El hombre ha ritualizado la muerte desde que puede ser llamado hombre. En condiciones de normalidad, los ritos se nos antojan pesados e incluso siniestros. Pero llega una pandemia, nos priva de la liturgia y ¡voilà! de repente adquiere todo su sentido. Los ritos facilitan el duelo y son una eficaz guía de actuación para el shock de la muerte. Te permiten poner en piloto automático la conducta durante unos días en los que, sin ellos, no sabrías qué hacer. «Te acompaño en el sentimiento», «gracias», la esquela, «qué detalle la corona». Convenciones necesarias. Todo este largo prólogo, para una conclusión muy básica. Tenemos un adiestramiento precario en la muerte, que nos hace terriblemente vulnerables. Es inevitable que esta asepsia ambiental haya desencadenado una inmunodeficiencia. 

Entre las razones por las que una plaza de toros sigue ejerciendo sobre mí un influjo poderoso es porque allí todavía está contenido en toda su crudeza adulta el misterio de la muerte. Aquello de Belmonte que tan bien recuerda Rubén Amón en su «El fin de la fiesta»: en la plaza se muere de verdad. Hay otros lugares donde la muerte se invoca, como el teatro o la ópera, pero allí la muerte jamás se presenta. Donde la muerte comparece es en una plaza de toros y eso hace de ella, a mi juicio, un lugar de instrucción esencial, en un tiempo donde casi toda verdad adulta nos es negada a cualquier edad. En la plaza hay rito y una latencia de la muerte sin los cuales la tauromaquia no sería más que una forma muy particular de danza. El espectáculo, en cambio, puede interrumpirse de forma abrupta y devenir en tragedia.

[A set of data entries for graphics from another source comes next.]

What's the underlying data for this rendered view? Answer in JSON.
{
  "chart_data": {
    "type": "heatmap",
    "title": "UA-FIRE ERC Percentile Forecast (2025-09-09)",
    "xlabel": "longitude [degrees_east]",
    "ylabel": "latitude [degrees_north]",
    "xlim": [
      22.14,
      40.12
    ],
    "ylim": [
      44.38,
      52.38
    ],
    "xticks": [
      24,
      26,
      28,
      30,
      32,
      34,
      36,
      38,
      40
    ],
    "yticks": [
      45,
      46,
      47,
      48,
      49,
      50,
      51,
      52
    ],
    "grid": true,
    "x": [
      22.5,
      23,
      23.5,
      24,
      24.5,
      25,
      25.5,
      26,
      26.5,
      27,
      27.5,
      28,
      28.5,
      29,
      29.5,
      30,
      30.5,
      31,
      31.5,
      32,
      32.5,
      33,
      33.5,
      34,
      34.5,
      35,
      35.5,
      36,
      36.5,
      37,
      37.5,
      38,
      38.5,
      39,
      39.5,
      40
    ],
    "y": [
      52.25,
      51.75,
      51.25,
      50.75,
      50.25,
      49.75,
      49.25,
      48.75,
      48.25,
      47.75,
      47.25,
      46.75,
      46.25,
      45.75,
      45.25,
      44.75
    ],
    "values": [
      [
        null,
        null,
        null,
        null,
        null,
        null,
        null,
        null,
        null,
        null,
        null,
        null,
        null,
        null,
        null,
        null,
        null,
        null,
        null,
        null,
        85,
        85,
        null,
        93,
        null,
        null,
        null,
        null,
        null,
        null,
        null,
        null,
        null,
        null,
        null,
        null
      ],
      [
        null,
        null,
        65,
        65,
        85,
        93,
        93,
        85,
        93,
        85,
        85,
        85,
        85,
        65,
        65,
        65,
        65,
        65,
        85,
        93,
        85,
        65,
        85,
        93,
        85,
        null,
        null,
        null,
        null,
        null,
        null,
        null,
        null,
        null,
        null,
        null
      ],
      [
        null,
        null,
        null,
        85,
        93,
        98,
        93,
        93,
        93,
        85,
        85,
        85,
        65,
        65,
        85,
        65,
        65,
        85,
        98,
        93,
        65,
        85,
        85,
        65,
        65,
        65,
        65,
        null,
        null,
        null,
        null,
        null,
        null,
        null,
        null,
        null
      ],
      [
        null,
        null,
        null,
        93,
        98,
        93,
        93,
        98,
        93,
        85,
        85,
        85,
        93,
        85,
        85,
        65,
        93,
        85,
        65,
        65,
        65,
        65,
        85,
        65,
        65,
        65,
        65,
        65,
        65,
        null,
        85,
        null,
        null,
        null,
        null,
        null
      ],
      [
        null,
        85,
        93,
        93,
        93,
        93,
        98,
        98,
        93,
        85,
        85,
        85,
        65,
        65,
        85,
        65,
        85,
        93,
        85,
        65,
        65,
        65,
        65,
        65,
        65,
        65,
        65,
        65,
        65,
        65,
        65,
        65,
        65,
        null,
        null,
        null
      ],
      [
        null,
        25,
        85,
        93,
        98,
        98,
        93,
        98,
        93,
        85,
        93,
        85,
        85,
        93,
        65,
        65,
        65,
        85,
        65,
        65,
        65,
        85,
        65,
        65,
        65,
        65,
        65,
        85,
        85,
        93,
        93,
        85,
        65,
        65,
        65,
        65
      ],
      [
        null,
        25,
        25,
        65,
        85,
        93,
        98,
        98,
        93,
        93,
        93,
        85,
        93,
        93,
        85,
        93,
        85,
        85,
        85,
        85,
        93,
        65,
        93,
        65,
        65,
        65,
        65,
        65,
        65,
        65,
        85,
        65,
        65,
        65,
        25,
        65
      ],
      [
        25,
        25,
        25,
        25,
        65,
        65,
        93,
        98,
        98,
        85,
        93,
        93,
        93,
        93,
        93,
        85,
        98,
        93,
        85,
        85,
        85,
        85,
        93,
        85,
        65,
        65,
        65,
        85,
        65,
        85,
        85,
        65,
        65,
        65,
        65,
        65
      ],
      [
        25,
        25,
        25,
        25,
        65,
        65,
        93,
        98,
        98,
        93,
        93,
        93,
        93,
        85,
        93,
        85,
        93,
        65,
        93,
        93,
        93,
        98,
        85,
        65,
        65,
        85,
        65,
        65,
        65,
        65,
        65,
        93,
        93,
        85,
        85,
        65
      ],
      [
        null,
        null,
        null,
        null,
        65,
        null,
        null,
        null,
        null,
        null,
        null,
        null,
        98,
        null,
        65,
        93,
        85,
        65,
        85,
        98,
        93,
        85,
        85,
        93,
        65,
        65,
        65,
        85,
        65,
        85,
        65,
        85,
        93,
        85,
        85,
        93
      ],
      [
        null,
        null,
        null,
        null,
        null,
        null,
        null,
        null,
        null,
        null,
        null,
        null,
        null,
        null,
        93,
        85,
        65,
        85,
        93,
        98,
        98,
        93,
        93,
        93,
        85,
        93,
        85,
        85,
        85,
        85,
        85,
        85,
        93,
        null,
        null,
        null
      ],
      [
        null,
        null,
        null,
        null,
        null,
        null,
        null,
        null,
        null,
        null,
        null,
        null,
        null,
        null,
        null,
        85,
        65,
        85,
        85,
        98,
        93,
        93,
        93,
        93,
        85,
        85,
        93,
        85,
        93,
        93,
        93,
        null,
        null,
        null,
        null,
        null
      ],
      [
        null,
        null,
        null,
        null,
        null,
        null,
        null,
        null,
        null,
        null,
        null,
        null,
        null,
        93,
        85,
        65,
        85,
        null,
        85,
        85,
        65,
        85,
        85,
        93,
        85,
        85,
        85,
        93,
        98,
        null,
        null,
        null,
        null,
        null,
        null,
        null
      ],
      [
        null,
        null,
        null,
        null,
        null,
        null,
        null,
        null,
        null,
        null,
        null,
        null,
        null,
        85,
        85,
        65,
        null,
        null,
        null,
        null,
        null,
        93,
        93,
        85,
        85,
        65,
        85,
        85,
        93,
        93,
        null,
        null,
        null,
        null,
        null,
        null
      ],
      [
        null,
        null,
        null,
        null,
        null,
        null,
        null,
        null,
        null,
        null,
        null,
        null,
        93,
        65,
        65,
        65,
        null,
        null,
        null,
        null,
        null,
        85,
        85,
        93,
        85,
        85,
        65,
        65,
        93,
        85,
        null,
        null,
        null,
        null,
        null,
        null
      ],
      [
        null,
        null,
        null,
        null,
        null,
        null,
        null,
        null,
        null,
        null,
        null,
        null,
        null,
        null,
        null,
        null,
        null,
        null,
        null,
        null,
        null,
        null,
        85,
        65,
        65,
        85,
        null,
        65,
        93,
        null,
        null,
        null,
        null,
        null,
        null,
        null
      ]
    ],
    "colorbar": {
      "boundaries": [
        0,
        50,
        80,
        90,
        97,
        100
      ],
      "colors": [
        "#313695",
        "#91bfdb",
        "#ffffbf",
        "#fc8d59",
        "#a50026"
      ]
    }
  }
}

Yo soy un aficionado puramente intuitivo y poco versado. Se puede utilizar la clasificación que hacía el mítico director Wilhelm Furtwängler del oyente de música clásica. Una sinfonía, pongamos, se puede escuchar desde un nivel analítico, técnico o sensual. En ese nivel más bajo -y creo que placentero- me encontraría yo. Hasta que salgo por la puerta. En que advierto que ha ocurrido algo más importante de lo que yo supe percibir. Ese algo difícil de explicar tiene que ver con el encuentro con la muerte. Imposible pero cierto.